Some recent interactions with friends and family have left me wondering: If there is no source for moral conduct, then how do we figure out what’s right and wrong? Life doesn’t come with an instruction manual (fundamentalist argument that the Bible fits the bill aside). So where is the line between anything goes and some things are simply not moral or ethical?
I don’t buy into the slippery slope idea. Just because I’ve rejected some things as morally unimportant doesn’t mean that I will eventually reject everything. After all, I now have short hair and I don’t wear a hat in church, but I’m not about to teach Sunday school in a bikini. On the other hand, when a person rejects everything, what’s left?
I’ve noticed that many of my fellow Christians believe that in order to be a moral person, one must be a Christian. I will personally vouch for that being untrue. I have many friends and family members who are highly moral people. I also know more than a few people who call themselves Christians but slowly destroy the lives of themselves and those around them by their lack of character. Clearly the answer isn’t religion (or even “relationship,” as my Christian brothers and sisters like to say).
The one big difference I see is between people who genuinely care about the well-being of others and those who don’t, or don’t appear to. One recent conversation left me reeling. Afterward, I ended up having the sense that the person to whom I was speaking has almost no regard for other people. She bases her decisions in life on what she personally will stand to gain from her actions, or, in some cases, what harm may come to her as a result.
Sadly, this is the sort of thing that bleeds into every aspect of one’s life. If you don’t like some aspect of your job, go ahead and quit instead of finding ways to cope, work around it, or change the nature of what you do at work. If a relationship isn’t working, send the other person packing instead of finding out what lies beneath the surface. If you’re tired of the preaching at your church, try out a different one. And all the while, you convince yourself you’ll be happier once that issue is out of your life. One problem: It doesn’t work. I’ve seen countless people slowly bleed emotionally from trying to hold that kind of lifestyle together. The bar is set lower and lower, until running from one job or relationship or location to the next develops an impossible pace.

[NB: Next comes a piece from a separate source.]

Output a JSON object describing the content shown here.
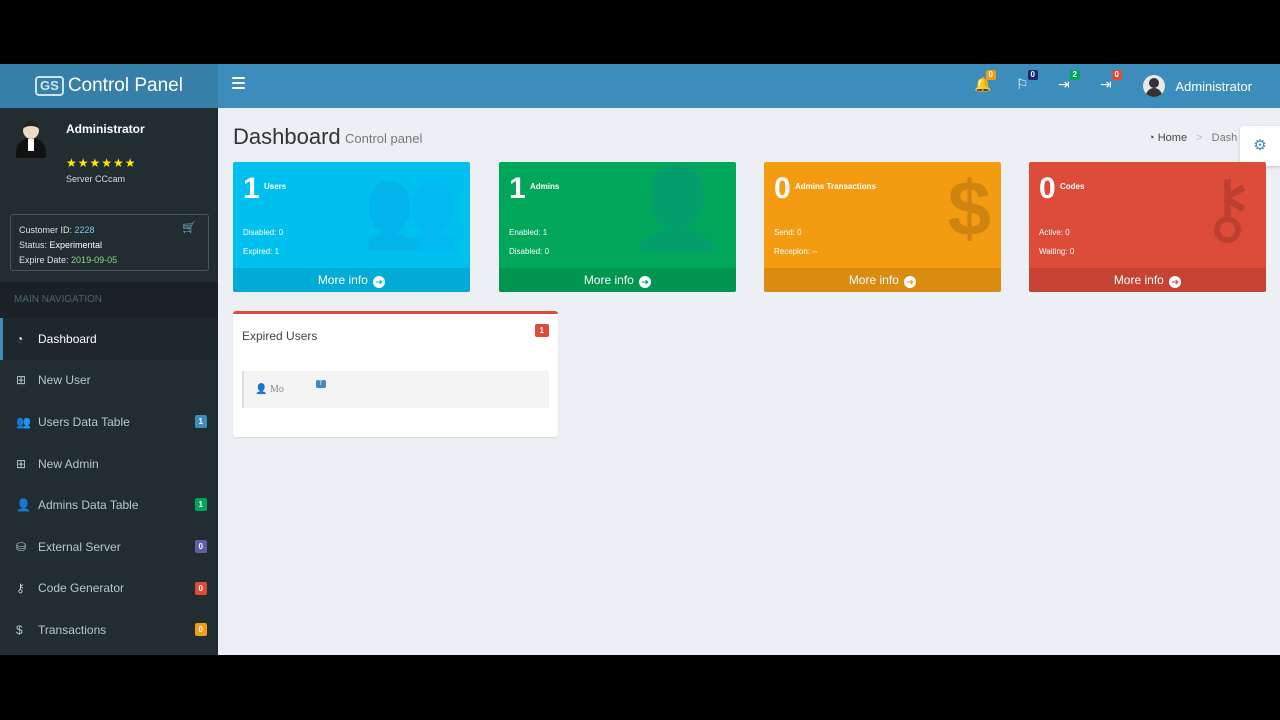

At this point, there are people rolling their eyes and wondering who I am to judge someone else for living his or her own life. After all, if someone wants to engage in serial monogamy or church shopping or change jobs once a year or repeatedly move town to town, what business is it of mine? To be honest, I don’t actually care what someone else does, until I see the effect on the people around them. When person after person is wounded by someone else’s discontent, it makes me angry.
I originally saw this in the context of marriage. We live in a society where marriage is disposable. Divorce can be costly if it’s contentious, but it’s not difficult to obtain in a legal sense. More and more I’m seeing people explain it away by saying that people grow apart, that marriage shouldn’t be difficult, or that modern marriage isn’t really meant to last a lifetime. I wonder, though, if those same people feel the same about blood relatives or best friends. Are the same people as quick to say, “My sister annoys me. I’m just not ever going to talk to her again”? I suppose some might. But the majority of people wouldn’t treat family that way. Why treat marriage that way?
If it were only people outside the church living this way, I might feel some hope. If we Christians were bringing love and grace and forgiveness and hope to despairing people, there would be a chance to stop the spiritual and emotional injuries. Sadly, the discontent is all to common even inside the church. The only difference is that inside the church, people feel the need to justify themselves, often by using the Bible in a legalistic manner.
I don’t have all the answers. I don’t actually know how to tackle this sticky problem. It doesn’t seem like enough to throw Bible verses at the problem or remind people about the responsibilities of keeping one’s commitments. And it’s made even thornier because of legitimate reasons to quit one’s job, end a marriage, chase a dream, or leave a church. How do we determine where the line is between selfish pursuits and protecting ourselves from real harm?